Neuron‐specific knockdown of the Drosophila fat induces reduction of life span, deficient locomotive ability, shortening of motoneuron terminal branches and defects in axonal targeting

Mutations in FAT 4 gene, one of the human FAT family genes, have been identified in Van Maldergem syndrome ( VMS ) and Hennekam lymphangiectasia‐lymphedema syndrome ( HS ). The FAT 4 gene encodes a large protein with extracellular cadherin repeats, EGF ‐like domains and Laminin G‐like domains. FAT 4 plays a role in tumor suppression and planar cell polarity. Drosophila contains a human FAT 4 homologue, fat. Drosophila fat has been mainly studied with Drosophila eye and wing systems. Here, we specially knocked down Drosophila fat in nerve system. Neuron‐specific knockdown of fat shortened the life span and induced the defect in locomotive abilities of adult flies. In consistent with these phenotypes, defects in synapse structure at neuromuscular junction were observed in neuron‐specific fat ‐knockdown flies.
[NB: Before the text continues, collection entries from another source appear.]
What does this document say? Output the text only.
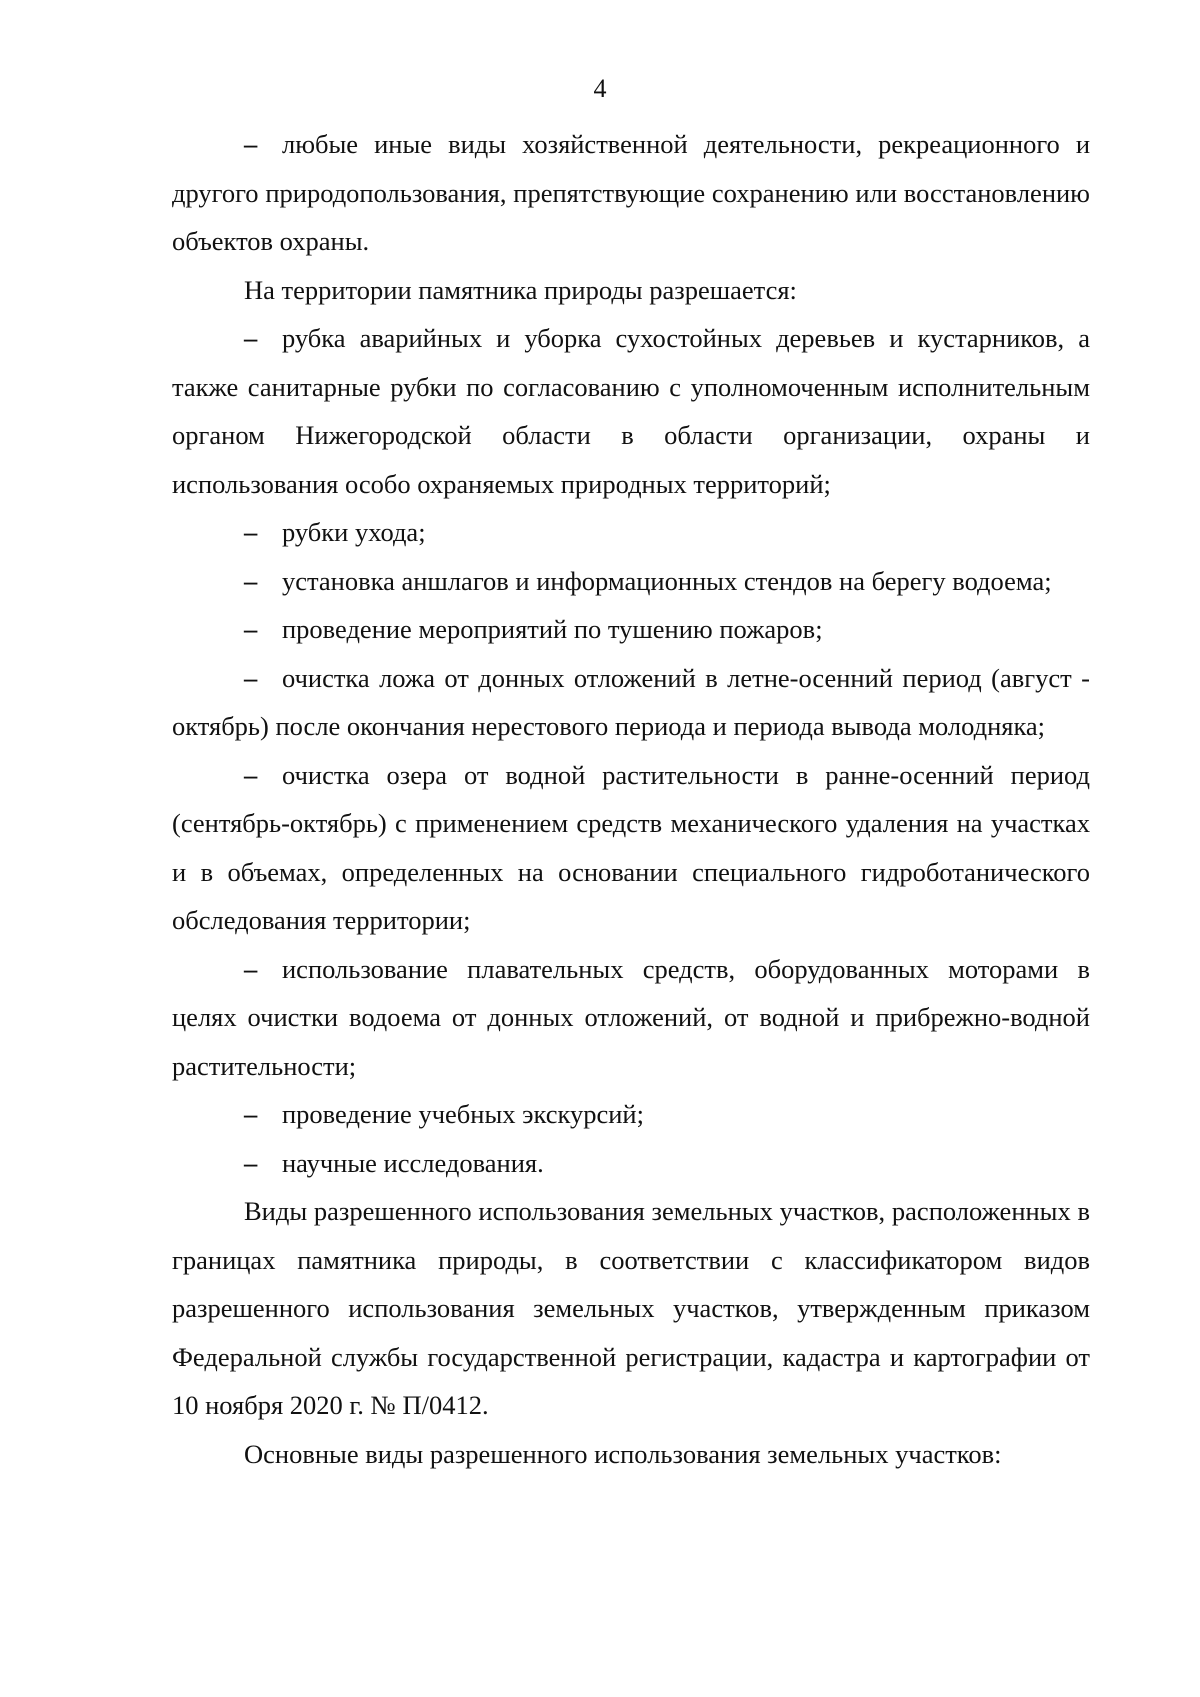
4

– любые иные виды хозяйственной деятельности, рекреационного и другого природопользования, препятствующие сохранению или восстановлению объектов охраны.

На территории памятника природы разрешается:

– рубка аварийных и уборка сухостойных деревьев и кустарников, а также санитарные рубки по согласованию с уполномоченным исполнительным органом Нижегородской области в области организации, охраны и использования особо охраняемых природных территорий;

– рубки ухода;

– установка аншлагов и информационных стендов на берегу водоема;

– проведение мероприятий по тушению пожаров;

– очистка ложа от донных отложений в летне-осенний период (август - октябрь) после окончания нерестового периода и периода вывода молодняка;

– очистка озера от водной растительности в ранне-осенний период (сентябрь-октябрь) с применением средств механического удаления на участках и в объемах, определенных на основании специального гидроботанического обследования территории;

– использование плавательных средств, оборудованных моторами в целях очистки водоема от донных отложений, от водной и прибрежно-водной растительности;

– проведение учебных экскурсий;

– научные исследования.

Виды разрешенного использования земельных участков, расположенных в границах памятника природы, в соответствии с классификатором видов разрешенного использования земельных участков, утвержденным приказом Федеральной службы государственной регистрации, кадастра и картографии от 10 ноября 2020 г. № П/0412.

Основные виды разрешенного использования земельных участков:
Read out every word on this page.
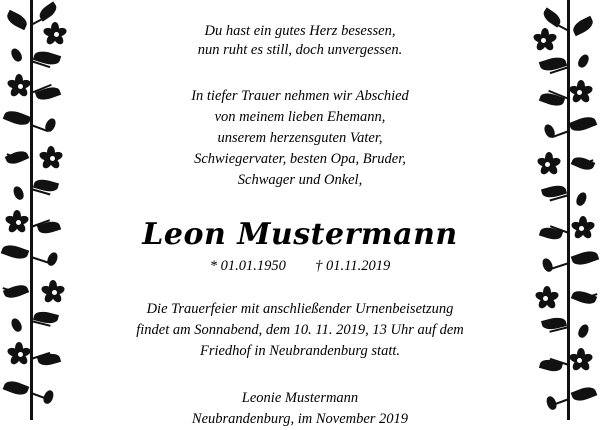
Du hast ein gutes Herz besessen,
nun ruht es still, doch unvergessen.
In tiefer Trauer nehmen wir Abschied
von meinem lieben Ehemann,
unserem herzensguten Vater,
Schwiegervater, besten Opa, Bruder,
Schwager und Onkel,
Leon Mustermann
* 01.01.1950 † 01.11.2019
Die Trauerfeier mit anschließender Urnenbeisetzung
findet am Sonnabend, dem 10. 11. 2019, 13 Uhr auf dem
Friedhof in Neubrandenburg statt.
Leonie Mustermann
Neubrandenburg, im November 2019
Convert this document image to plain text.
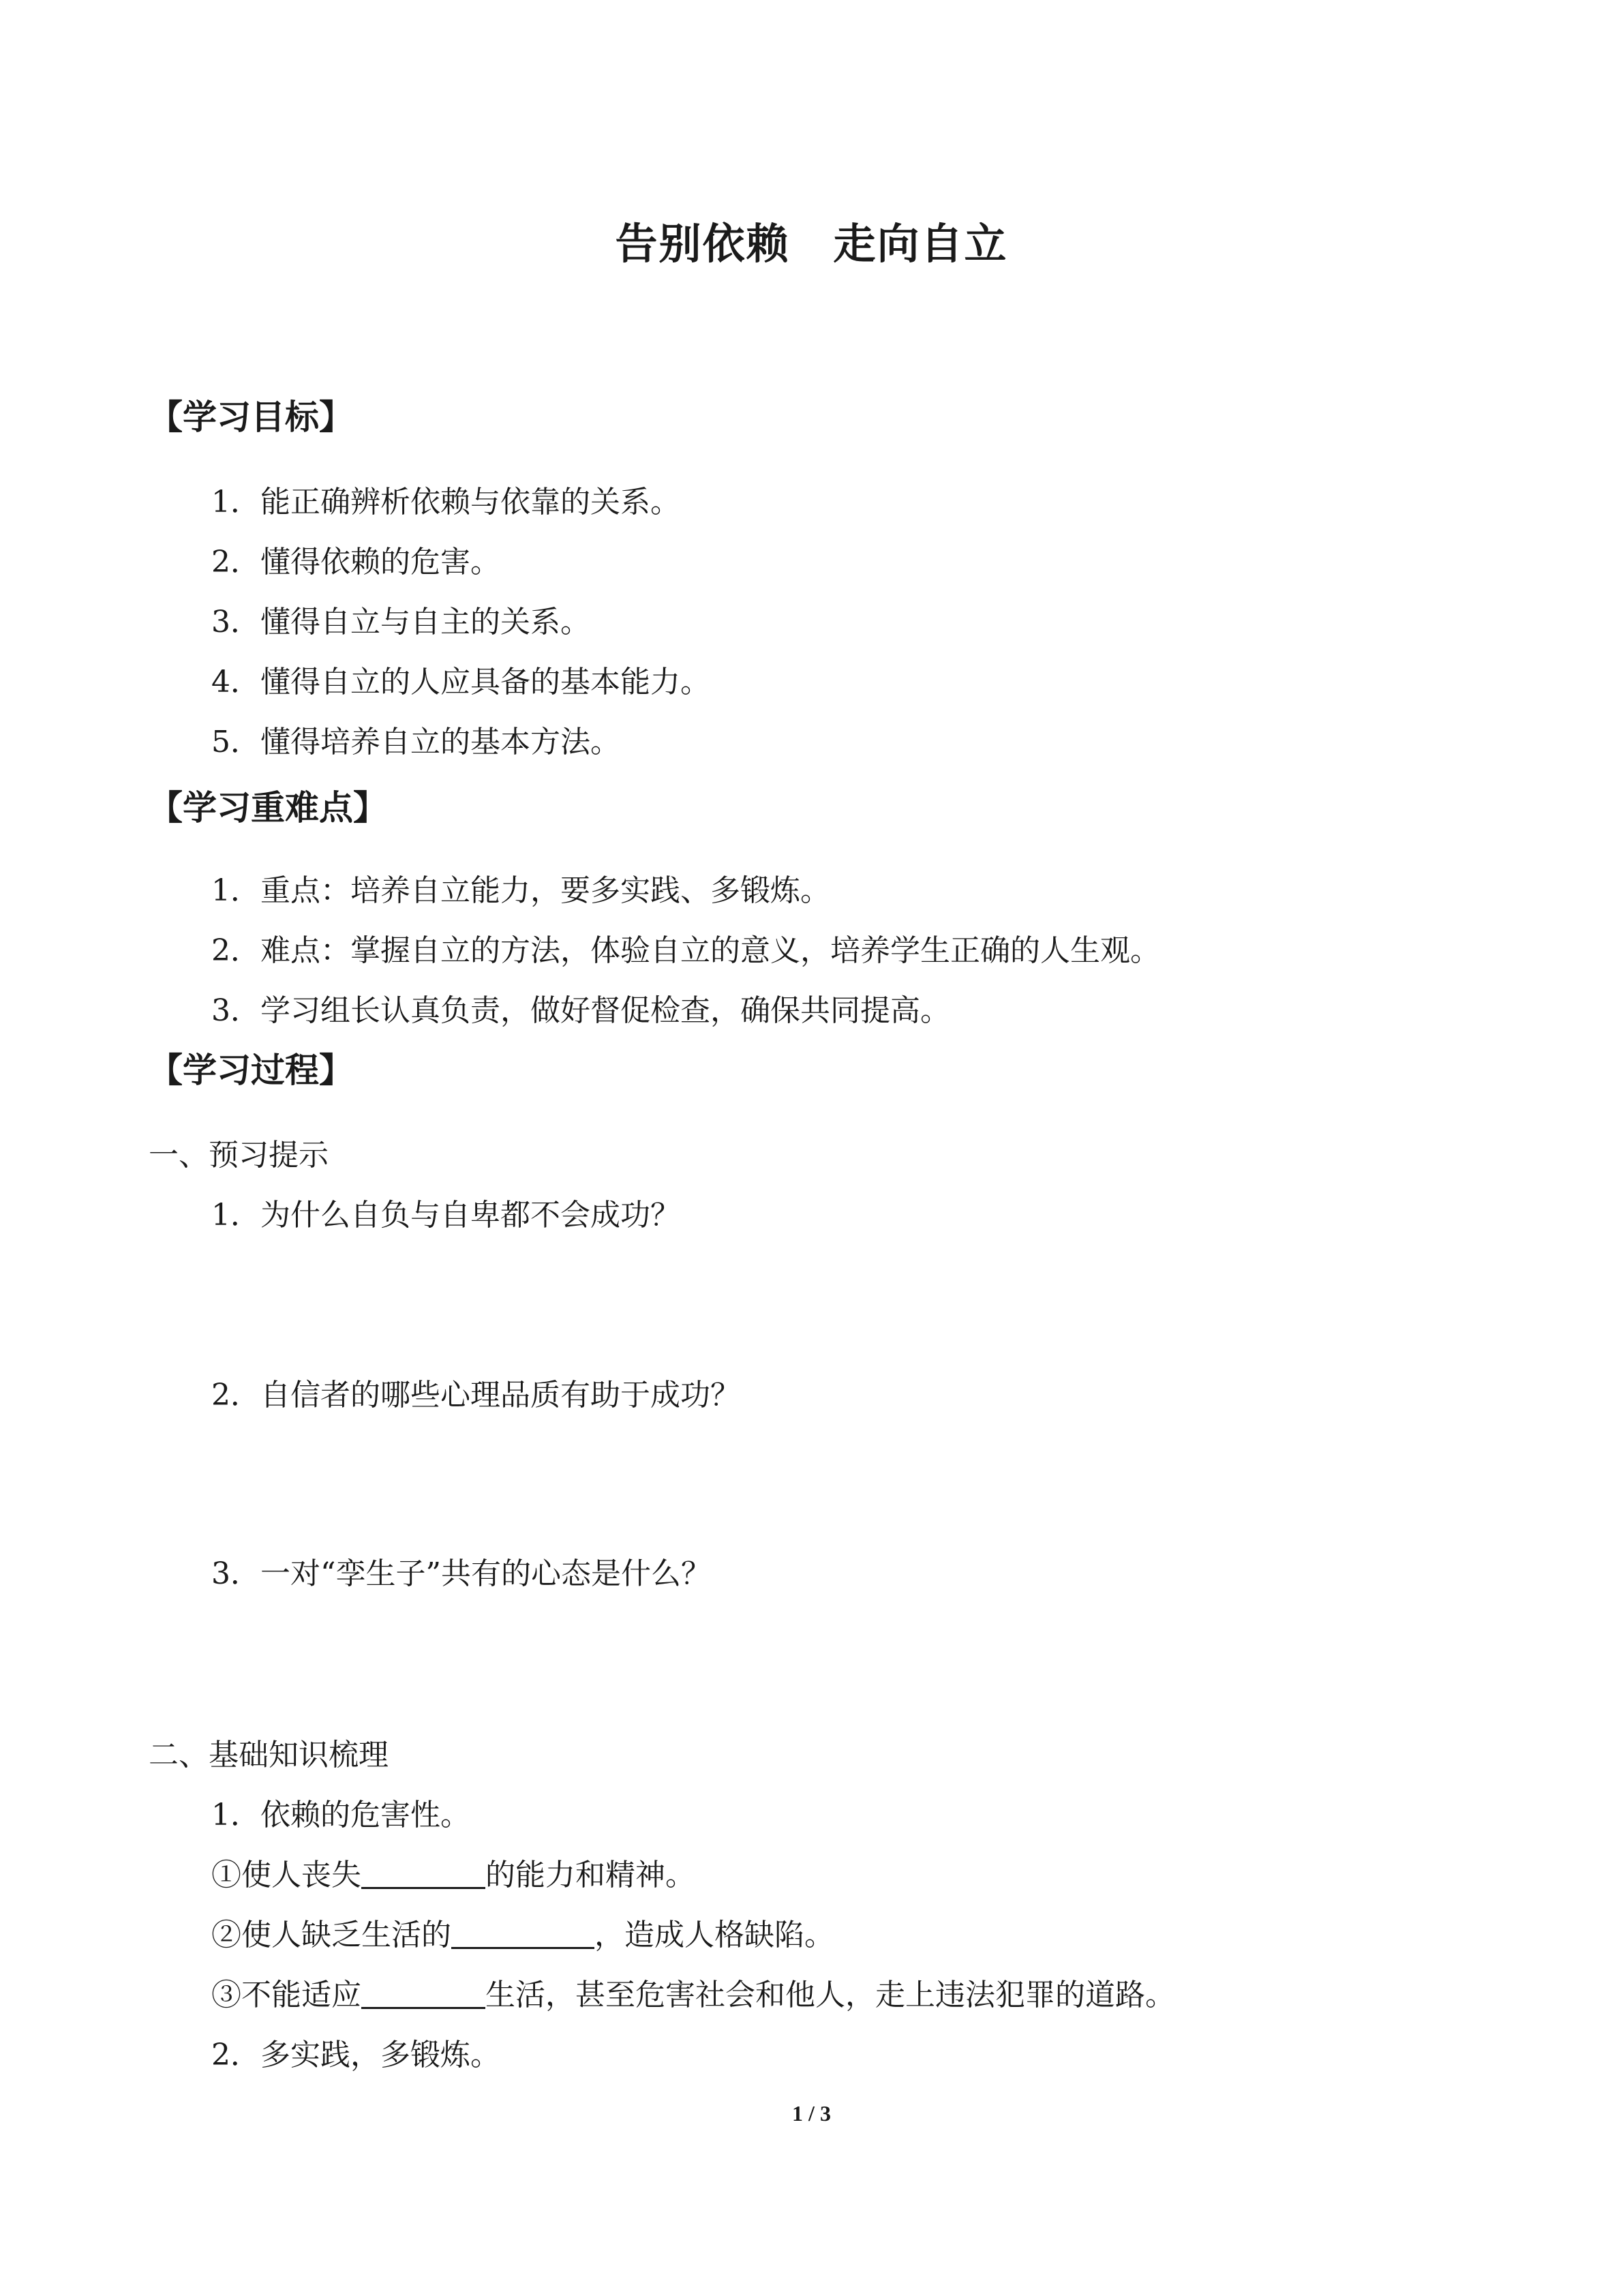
告别依赖　走向自立
【学习目标】
1．能正确辨析依赖与依靠的关系。
2．懂得依赖的危害。
3．懂得自立与自主的关系。
4．懂得自立的人应具备的基本能力。
5．懂得培养自立的基本方法。
【学习重难点】
1．重点：培养自立能力，要多实践、多锻炼。
2．难点：掌握自立的方法，体验自立的意义，培养学生正确的人生观。
3．学习组长认真负责，做好督促检查，确保共同提高。
【学习过程】
一、预习提示
1．为什么自负与自卑都不会成功？
2．自信者的哪些心理品质有助于成功？
3．一对“孪生子”共有的心态是什么？
二、基础知识梳理
1．依赖的危害性。
①使人丧失	的能力和精神。
②使人缺乏生活的	，造成人格缺陷。
③不能适应	生活，甚至危害社会和他人，走上违法犯罪的道路。
2．多实践，多锻炼。
1 / 3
In addition, aberrations in axonal targeting of photoreceptor neuron in third‐instar larvae were also observed, suggesting that fat involves in axonal targeting. Taken together, the results indicate that Drosophila fat plays an essential role in formation and/or maintenance of neuron. Both VMS and HS show mental retardation and neuronal defects. We therefore consider that these two rare human diseases could possibly be caused by the defect in FAT 4 function in neuronal cells.